Understanding while...else...
Terry Reedy
tjreedy at udel.edu
Tue Jan 22 18:41:56 EST 2013
On 1/22/2013 3:09 PM, Ethan Furman wrote:
> On 01/22/2013 09:44 AM, Terry Reedy wrote:
>> Several people have trouble understanding Python's while-else and
>> for-else constructs. It is actually quite simple if one starts with
>> if-else, which few have any trouble with.
>>
>> Start with, for example
>>
>> if n > 0:
>> n -= 1
>> else:
>> n = None
>>
>> The else clause is executed if and when the condition is false. (That
>> the code is useless is not the point here.) Now use pseudo-Python label
>> and goto statements to repeatedly decrement n
>>
>> label: check
>> if n > 0:
>> n -= 1
>> goto: check
>> else:
>> n = None
>>
>> The else clause is executed if and when the condition is false.

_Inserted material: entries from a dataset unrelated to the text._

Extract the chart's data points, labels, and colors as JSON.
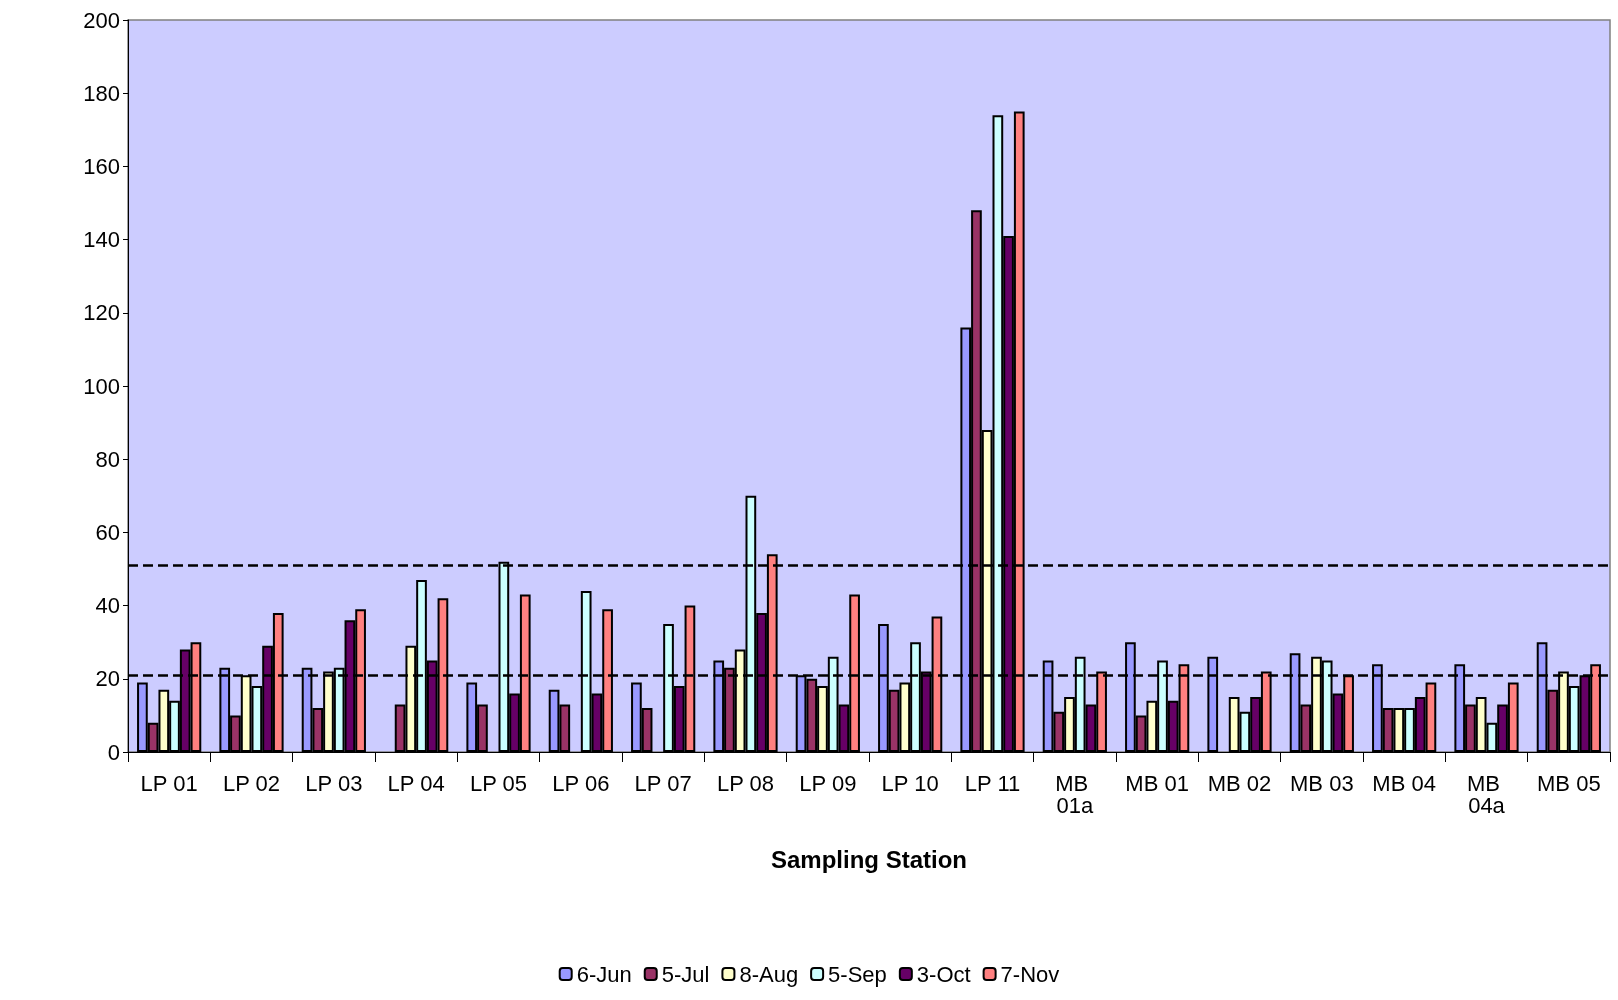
{
  "chart_data": {
    "type": "bar",
    "xlabel": "Sampling Station",
    "categories": [
      "LP 01",
      "LP 02",
      "LP 03",
      "LP 04",
      "LP 05",
      "LP 06",
      "LP 07",
      "LP 08",
      "LP 09",
      "LP 10",
      "LP 11",
      "MB 01a",
      "MB 01",
      "MB 02",
      "MB 03",
      "MB 04",
      "MB 04a",
      "MB 05"
    ],
    "series": [
      {
        "name": "6-Jun",
        "color": "#9999ff",
        "values": [
          19,
          23,
          23,
          null,
          19,
          17,
          19,
          25,
          21,
          35,
          116,
          25,
          30,
          26,
          27,
          24,
          24,
          30
        ]
      },
      {
        "name": "5-Jul",
        "color": "#993366",
        "values": [
          8,
          10,
          12,
          13,
          13,
          13,
          12,
          23,
          20,
          17,
          148,
          11,
          10,
          null,
          13,
          12,
          13,
          17
        ]
      },
      {
        "name": "8-Aug",
        "color": "#ffffcc",
        "values": [
          17,
          21,
          22,
          29,
          null,
          null,
          null,
          28,
          18,
          19,
          88,
          15,
          14,
          15,
          26,
          12,
          15,
          22
        ]
      },
      {
        "name": "5-Sep",
        "color": "#ccffff",
        "values": [
          14,
          18,
          23,
          47,
          52,
          44,
          35,
          70,
          26,
          30,
          174,
          26,
          25,
          11,
          25,
          12,
          8,
          18
        ]
      },
      {
        "name": "3-Oct",
        "color": "#660066",
        "values": [
          28,
          29,
          36,
          25,
          16,
          16,
          18,
          38,
          13,
          22,
          141,
          13,
          14,
          15,
          16,
          15,
          13,
          21
        ]
      },
      {
        "name": "7-Nov",
        "color": "#ff8080",
        "values": [
          30,
          38,
          39,
          42,
          43,
          39,
          40,
          54,
          43,
          37,
          175,
          22,
          24,
          22,
          21,
          19,
          19,
          24
        ]
      }
    ],
    "ylim": [
      0,
      200
    ],
    "yticks": [
      0,
      20,
      40,
      60,
      80,
      100,
      120,
      140,
      160,
      180,
      200
    ],
    "ref_lines": [
      {
        "axis": "y",
        "value": 51,
        "line_style": "dashed",
        "color": "#000000"
      },
      {
        "axis": "y",
        "value": 21,
        "line_style": "dashed",
        "color": "#000000"
      }
    ],
    "grid": false,
    "legend": "bottom"
  }
}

>> Now use a real Python while statement to do the *same
>> thing*.
>>
>> while n > 0:
>> n -= 1
>> else:
>> n = None
>
> I understand how it works (although it did take a while for it to sink
> in); my gripe, and probably why it is misunderstood so often, is that
> nine times out of ten when I /want/ to use a while-else or for-else I
> only want the true/false check /once/, at the beginning of the loop.
I do not understand what you are saying. There already is only one
true/false check, at the beginning of the loop. If you only want the
check *performed* once, you would use if-else. But I presume you know this.